Chronique

Bruno Heinen Sextet

Tierkreis

Bruno Heinen (p, music Boxes), Fulvio Sigurtà (tp), Tom Challenger (ts), James Allsopp (bcl), Andrea Di Biase (b), Jon Scott (dms)

Label / Distribution : Babel Label

Tout le monde n’a pas la chance d’avoir des parents qui ont travaillé avec Stockhausen. Tel pourrait être le sous-titre de Tierkreis, premier album en sextet du jeune pianiste Bruno Heinen, fils du violoncelliste Ulrich Heinen et de la violoniste Jacqueline Ross, qui ont en effet accompagné le maître allemand dans ses innovations et expériences au coeur des années 70. Tierkreis (les signes du zodiaque, en allemand) est d’ailleurs la relecture par un orchestre de jazz d’une pièce sérielle du compositeur, écrite à l’origine pour boîtes à musique. Des boîtes familières pour le jeune Heinen, puisque son père en possédait quelques-unes. On peut mesurer ici la naturelle fascination qu’elles ont pu opérer sur le pianiste en devenir.

Tierkreis fut très vite adapté, sous l’impulsion de Stockhausen lui-même, pour toutes sortes de formations. On se réfèrera notamment à une version célèbre que le trompettiste Markus Stockhausen, bien né lui aussi, enregistra pour trompette et orgue. En faire une lecture trempée dans une grammaire jazz n’a par ailleurs rien d’iconoclaste, tant le compositeur a toujours été concerné par toutes sortes d’approches improvisationnelles. Il représente d’ailleurs une influence majeure au sein de la musique improvisée - Anthony Braxton s’en réclame ouvertement, par exemple, et n’oublions pas qu’il a écrit une pièce pour Joëlle Léandre. Ce qui est nouveau, sans doute, c’est de le plonger dans un jazz plus sobre, le trio de base, qu’Heinen forme avec le batteur Jon Scott et le contrebassiste Andrea Di Biase, assurant une pulsation qui fait tanguer les structures mathématiques des morceaux. Le groove fiévreux martelé par le pianiste rend « Scorpio », notamment, quasi méconnaissable. Mais ces transformations démontrent avant tout la grande malléabilité de l’œuvre.

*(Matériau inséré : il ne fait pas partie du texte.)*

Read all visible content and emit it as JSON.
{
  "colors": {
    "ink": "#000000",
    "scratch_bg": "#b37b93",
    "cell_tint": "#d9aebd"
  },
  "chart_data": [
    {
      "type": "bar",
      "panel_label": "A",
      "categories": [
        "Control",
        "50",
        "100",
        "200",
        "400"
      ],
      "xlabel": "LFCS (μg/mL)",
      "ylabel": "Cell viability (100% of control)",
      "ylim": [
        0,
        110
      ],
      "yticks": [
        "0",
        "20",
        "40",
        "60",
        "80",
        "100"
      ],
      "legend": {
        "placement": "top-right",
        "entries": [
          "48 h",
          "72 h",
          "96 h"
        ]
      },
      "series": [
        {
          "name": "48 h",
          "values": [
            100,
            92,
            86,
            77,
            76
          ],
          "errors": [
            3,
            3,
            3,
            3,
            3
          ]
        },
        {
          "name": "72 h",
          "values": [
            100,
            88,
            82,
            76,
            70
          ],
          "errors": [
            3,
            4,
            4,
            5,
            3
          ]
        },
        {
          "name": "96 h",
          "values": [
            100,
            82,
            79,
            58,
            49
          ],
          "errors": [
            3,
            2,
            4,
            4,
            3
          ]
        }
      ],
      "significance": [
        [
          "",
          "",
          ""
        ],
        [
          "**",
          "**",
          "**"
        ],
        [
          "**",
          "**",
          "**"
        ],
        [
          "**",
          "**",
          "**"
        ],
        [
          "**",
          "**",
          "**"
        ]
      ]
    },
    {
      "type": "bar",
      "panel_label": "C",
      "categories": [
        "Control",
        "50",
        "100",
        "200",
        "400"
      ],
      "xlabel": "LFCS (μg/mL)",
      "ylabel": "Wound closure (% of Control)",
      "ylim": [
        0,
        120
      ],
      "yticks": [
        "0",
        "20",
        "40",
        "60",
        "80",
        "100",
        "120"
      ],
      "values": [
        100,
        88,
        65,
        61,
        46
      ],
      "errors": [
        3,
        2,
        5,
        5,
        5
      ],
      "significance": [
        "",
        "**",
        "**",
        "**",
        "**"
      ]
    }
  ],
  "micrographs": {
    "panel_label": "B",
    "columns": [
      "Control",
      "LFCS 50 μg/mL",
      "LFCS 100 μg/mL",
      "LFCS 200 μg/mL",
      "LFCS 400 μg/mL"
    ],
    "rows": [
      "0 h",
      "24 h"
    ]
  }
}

A l’écoute de « Libra » (la Balance), septième des douze signes (pour le pianiste, qui a enregistré ces treize morceaux en avril, la grande roue stellaire commence et s’achève avec « Aries », le Bélier), où la boîte à musique se frotte au jeu bâtisseur du batteur, on comprend que ce Tierkreis tient plus pour Heinen de l’objet transitionnel que de l’exploration profonde. Bien sûr, on entend sur « Pisces » (les Poissons) un jeu de timbres très subtil entre l’excellent clarinettiste anglais James Allsopp, véritable surprise de cet album - déjà entrevu avec l’excellent Barbacana, et le saxophoniste Tom Challenger ; c’est une prolongation très intéressante de l’original. Mais on peut regretter qu’hormis les trop rares moments où le sextet est confronté aux boîtes à musique originelles (notamment sur le fragile « Aquarius » - le Verseau), le propos soit corseté par une approche démonstrative un peu vaine, et dominé par une volonté de trop en dire.